Ten big legal issues to watch in 2022

by | Dec 27, 2021

 

TALLAHASSEE — From elections to vaccines, state and federal courts are weighing major Florida lawsuits. Here are 10 big legal issues to watch in 2022:

— ELECTIONS: With high-profile elections looming in November, Chief U.S. District Judge Mark Walker is slated to start a trial Jan. 31 in challenges by voting-rights groups to a controversial new elections law. Among other things, the law made it harder for Floridians to cast ballots by mail and added restrictions to drop boxes, where voters can drop off completed ballots.

— GUN PURCHASES: The National Rifle Association is asking the 11th U.S. Circuit Court of Appeals to reject a 2018 Florida law that prevents people under age 21 from buying guns. The law, passed after the mass shooting at Parkland’s Marjory Stoneman Douglas High School, was upheld by a federal district judge. The NRA argues the law is unconstitutional.

— LOCAL GUN RESTRICTIONS: The Florida Supreme Court has agreed to take up a case challenging a 2011 state law that threatens tough penalties if city and county officials approve gun-related regulations. Local governments began fighting the law after the 2018 mass shooting at Parkland’s Marjory Stoneman Douglas High School. The 1st District Court of Appeal upheld the law.

— MARSY’S LAW: More than three years after voters approved a victims’ rights measure known as “Marsy’s Law,” the Florida Supreme Court will consider whether the law can shield the identities of police officers involved in shootings. The 1st District Court of Appeal backed two Tallahassee officers who argued they were entitled to privacy protections because they were threatened in the use-of-force incidents.

— PROTEST CRACKDOWN: The 11th U.S. Circuit Court of Appeals is slated in March to hear an appeal by Gov. Ron DeSantis’ administration in a battle about a law aimed at cracking down on protests. DeSantis championed the law after nationwide protests in 2020 focused on racial justice. A federal district judge issued an injunction against the law, which enhances penalties and creates new crimes in protests that turn violent.

— SOCIAL MEDIA: The state wants the 11th U.S. Circuit Court of Appeals to overturn a preliminary injunction against a law targeting social-media giants such as Facebook and Twitter. The law, in part, seeks to prevent platforms from banning political candidates from their sites and requires the companies to publish and consistently apply standards. The online industry challenged the law on First Amendment grounds.

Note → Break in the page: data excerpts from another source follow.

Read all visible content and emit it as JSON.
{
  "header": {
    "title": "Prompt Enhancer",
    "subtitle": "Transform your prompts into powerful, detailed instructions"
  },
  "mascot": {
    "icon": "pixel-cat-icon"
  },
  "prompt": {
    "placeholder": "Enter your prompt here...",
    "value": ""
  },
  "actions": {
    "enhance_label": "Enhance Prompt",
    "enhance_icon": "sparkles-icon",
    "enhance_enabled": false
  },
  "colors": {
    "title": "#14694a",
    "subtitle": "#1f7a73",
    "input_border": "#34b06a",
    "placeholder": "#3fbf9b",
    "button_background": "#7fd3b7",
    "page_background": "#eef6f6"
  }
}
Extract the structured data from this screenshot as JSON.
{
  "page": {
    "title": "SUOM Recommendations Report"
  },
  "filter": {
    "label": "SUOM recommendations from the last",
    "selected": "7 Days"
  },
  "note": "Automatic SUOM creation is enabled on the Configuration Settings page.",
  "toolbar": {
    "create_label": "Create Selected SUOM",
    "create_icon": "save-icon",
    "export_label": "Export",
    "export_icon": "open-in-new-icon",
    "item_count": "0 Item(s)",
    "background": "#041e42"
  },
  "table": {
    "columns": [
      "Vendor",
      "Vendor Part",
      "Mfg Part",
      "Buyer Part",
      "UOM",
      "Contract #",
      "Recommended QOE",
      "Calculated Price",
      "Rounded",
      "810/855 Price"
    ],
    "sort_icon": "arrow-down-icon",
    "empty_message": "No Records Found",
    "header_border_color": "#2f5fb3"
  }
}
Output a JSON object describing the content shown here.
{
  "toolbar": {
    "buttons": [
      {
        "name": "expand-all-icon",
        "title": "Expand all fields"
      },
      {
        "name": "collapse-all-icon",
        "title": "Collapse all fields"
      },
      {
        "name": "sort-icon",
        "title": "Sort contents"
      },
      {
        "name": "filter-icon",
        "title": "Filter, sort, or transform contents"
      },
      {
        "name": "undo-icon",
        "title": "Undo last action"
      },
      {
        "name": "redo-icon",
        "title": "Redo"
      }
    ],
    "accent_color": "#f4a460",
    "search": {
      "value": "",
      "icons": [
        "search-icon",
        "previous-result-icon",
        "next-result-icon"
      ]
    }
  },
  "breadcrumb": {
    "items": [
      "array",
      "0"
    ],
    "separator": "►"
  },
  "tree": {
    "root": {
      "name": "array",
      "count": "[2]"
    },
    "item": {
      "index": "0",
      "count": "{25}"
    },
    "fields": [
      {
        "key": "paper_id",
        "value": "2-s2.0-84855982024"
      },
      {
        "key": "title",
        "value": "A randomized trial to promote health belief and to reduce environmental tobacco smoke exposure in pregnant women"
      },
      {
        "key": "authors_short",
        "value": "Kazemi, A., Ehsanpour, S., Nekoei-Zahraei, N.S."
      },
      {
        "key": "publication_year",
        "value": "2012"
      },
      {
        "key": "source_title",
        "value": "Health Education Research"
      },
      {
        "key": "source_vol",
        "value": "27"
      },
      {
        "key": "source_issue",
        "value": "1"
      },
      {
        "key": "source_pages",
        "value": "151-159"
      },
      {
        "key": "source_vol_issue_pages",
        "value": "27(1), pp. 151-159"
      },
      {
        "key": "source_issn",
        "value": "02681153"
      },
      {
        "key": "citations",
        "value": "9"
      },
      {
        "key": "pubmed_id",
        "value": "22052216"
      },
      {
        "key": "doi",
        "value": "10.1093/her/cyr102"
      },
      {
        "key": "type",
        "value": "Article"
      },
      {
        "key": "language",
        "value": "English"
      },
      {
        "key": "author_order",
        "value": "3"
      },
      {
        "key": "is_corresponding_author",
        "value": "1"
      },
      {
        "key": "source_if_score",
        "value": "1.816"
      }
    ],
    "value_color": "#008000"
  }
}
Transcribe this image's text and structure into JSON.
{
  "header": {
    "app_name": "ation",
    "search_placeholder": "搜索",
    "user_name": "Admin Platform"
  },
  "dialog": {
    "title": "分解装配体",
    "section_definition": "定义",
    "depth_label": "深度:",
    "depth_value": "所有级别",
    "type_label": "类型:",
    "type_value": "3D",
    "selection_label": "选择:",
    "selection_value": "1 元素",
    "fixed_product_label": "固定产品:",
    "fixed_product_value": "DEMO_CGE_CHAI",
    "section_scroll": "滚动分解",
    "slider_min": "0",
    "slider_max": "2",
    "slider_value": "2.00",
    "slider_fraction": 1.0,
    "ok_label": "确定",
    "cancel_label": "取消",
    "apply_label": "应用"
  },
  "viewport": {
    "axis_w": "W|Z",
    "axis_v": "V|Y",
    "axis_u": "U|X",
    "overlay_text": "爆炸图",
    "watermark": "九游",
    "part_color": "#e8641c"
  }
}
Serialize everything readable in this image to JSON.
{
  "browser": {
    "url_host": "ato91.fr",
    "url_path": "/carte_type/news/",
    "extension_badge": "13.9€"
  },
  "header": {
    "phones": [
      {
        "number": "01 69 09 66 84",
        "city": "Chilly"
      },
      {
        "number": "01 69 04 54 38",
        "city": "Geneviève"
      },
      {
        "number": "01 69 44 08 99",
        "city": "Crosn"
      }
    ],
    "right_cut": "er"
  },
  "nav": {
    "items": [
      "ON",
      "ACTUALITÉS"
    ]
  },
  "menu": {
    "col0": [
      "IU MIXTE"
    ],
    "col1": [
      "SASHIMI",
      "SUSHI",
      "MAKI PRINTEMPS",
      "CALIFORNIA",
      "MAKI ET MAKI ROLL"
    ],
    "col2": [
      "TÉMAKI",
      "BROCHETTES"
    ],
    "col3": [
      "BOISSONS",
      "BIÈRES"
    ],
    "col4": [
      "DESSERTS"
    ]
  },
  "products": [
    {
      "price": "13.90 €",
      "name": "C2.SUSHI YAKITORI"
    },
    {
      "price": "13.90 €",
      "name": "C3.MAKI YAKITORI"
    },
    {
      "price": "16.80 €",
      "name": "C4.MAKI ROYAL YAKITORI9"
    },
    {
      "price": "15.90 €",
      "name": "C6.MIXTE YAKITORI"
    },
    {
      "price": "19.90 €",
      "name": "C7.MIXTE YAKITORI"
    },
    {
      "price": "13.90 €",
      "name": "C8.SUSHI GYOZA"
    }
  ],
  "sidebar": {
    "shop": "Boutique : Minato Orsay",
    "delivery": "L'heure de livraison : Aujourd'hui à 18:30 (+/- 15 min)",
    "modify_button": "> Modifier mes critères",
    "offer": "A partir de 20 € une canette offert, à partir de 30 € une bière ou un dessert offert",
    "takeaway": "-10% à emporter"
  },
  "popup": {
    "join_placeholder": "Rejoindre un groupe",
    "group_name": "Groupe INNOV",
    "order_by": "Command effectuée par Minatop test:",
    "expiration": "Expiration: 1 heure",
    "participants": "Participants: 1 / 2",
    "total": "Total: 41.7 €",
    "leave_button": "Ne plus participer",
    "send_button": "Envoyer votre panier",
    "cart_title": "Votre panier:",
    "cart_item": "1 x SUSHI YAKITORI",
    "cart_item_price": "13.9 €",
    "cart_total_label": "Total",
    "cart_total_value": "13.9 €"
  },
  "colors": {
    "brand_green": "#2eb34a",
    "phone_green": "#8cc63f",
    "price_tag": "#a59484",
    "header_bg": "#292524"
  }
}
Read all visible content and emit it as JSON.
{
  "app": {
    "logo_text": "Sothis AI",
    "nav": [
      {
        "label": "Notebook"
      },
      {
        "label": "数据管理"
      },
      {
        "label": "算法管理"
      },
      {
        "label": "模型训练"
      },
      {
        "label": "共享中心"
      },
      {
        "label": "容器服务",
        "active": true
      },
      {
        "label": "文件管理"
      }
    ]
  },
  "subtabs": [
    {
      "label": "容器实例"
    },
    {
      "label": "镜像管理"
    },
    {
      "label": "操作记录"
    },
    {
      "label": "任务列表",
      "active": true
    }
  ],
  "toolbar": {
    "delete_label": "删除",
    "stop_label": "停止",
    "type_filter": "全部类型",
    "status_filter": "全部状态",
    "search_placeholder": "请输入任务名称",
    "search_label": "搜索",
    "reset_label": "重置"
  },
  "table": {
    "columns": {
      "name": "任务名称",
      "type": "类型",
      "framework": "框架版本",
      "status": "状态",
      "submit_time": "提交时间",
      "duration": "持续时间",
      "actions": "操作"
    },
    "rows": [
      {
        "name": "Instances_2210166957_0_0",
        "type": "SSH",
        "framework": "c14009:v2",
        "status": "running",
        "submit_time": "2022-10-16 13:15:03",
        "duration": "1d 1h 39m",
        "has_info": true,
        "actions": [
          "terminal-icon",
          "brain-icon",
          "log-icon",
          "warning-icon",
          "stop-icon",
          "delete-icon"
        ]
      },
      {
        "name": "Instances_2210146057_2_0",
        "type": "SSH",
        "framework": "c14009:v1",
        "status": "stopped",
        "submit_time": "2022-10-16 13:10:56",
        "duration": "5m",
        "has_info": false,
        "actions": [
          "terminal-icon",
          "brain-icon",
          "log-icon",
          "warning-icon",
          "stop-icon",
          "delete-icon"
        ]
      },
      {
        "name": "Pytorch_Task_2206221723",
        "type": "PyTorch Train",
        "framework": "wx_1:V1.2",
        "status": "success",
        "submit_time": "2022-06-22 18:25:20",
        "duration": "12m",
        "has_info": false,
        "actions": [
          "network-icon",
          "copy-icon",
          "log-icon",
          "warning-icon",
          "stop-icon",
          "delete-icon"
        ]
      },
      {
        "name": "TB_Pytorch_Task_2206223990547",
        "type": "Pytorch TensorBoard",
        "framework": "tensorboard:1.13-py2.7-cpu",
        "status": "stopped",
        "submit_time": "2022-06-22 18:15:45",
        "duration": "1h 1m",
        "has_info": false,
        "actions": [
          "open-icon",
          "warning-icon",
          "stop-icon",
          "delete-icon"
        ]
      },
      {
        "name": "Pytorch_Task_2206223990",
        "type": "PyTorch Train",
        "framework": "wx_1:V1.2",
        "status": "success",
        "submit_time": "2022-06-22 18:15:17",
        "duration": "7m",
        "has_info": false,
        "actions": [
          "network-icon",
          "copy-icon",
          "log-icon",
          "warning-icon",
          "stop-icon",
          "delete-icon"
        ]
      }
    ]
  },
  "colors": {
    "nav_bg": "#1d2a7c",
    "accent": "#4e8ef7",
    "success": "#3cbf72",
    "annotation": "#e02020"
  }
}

— SPORTS BETTING: Gov. Ron DeSantis and the Seminole Tribe are looking to a Washington, D.C., federal appeals court to salvage a gambling deal that allowed sports betting in Florida. A district judge said the deal violated a federal Indian gambling law. The deal, approved in a May special legislative session, called for the tribe to control online sports betting in the state. It was challenged by two pari-mutuel facilities.

— TRANSGENDER STUDENT: In a case that is drawing national attention, the 11th U.S. Circuit Court of Appeals is slated to hear arguments in February about whether a transgender male student should have been allowed to use boys’ bathrooms at a St. Johns County high school. A district judge ruled in favor of student Drew Adams, spurring the St. Johns County School Board to appeal.

— UF PROFESSORS: Chief U.S. District Judge Mark Walker will hear arguments Jan. 7 in a lawsuit filed against the University of Florida after it blocked political-science professors from testifying against the state in an elections case. Six professors contend that a university policy violates First Amendment rights. UF walked back the decision in the elections case, but the school has faced heavy scrutiny about the policy.

— VACCINE MANDATES: Attorney General Ashley Moody has gone to the 11th U.S. Circuit Court of Appeals after a district judge refused to block a Biden administration rule requiring health-care workers to be vaccinated against COVID-19. Moody, backed by Gov. Ron DeSantis, also is challenging a separate federal vaccination requirement for workers at federal contractors.